Minish Cap’s music differs from nearly every other game in the series, which is in part because of the way the Game Boy Advance sounds — it’s not quite as severe as, say, the Sega Genesis, but there is absolutely a Game Boy Advance Sound based on the hardware choices made by Nintendo — but also because the developers went in a bit of a different, darker direction here than we’re used to. That shouldn’t be surprising, given that this, like the Oracle games, was developed by Flagship and Capcom, and Capcom is known for having a pretty distinct, recognizable sound themselves. Unlike the Oracle games, the Game Boy Advance wasn’t “limited” to the audio output of the Game Boy Color, so they were able to do a little more and stray a little more from the sound we’re used to. The results are great, and I can prove it to you if you’ve got an hour to kill, but you could also just listen to Vaati’s Theme:
The sound, the art — Minish Cap continued the trend of “like the SNES classics you remember, but even better” as far as how games look was concerned — the original gimmick, the blending of so much of what was great about other Zelda games together into the video game equivalent of [extremely Jack Black voice] a goulash, baby, and it’s no wonder that Minish Cap is beloved. It’s probably the most underrated Zelda game going — there is a part of me questioning my own decision to put it where I did, even, and if you ask me a year from now I might have a different answer for you.
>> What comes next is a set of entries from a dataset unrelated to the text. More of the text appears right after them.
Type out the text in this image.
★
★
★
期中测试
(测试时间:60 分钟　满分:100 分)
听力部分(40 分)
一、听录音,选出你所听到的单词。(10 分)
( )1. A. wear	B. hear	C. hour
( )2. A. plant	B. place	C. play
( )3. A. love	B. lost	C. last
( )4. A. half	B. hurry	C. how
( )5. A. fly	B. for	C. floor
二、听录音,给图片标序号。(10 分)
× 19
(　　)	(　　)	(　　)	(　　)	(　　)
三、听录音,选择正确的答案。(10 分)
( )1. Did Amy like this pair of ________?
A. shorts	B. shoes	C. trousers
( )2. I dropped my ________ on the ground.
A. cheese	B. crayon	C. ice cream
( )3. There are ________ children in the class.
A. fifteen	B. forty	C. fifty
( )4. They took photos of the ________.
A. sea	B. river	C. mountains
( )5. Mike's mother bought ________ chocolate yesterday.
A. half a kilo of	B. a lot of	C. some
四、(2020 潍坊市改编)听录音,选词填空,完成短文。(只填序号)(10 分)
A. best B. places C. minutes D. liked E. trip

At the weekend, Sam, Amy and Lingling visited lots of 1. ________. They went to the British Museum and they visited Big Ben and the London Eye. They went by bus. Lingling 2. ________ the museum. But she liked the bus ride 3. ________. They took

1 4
If you haven’t played Minish Cap yet, you should. Fixing that problem might present its own problems: Ebay is not your friend here if you’re looking for a deal (unless you want to buy a reproduction cartridge, which hey, how do you think I have Mother 3 in English on a GBA cart?), and it was only available as a digital download to “ambassador” 3DS owners who were early adopters of the system. It is available for download on the Wii U, which once again manages to be an oasis in a desert never frequented by anyone in need of its water or shade. I agree with Kotaku’s assertion that it (and basically everything else on this list) should be on the Switch, but it’s not, so in the meantime, you have to think outside of what should be and instead consider what you can do instead. Trust me on this, it’ll be worth whatever effort you expend or loophole you fit through.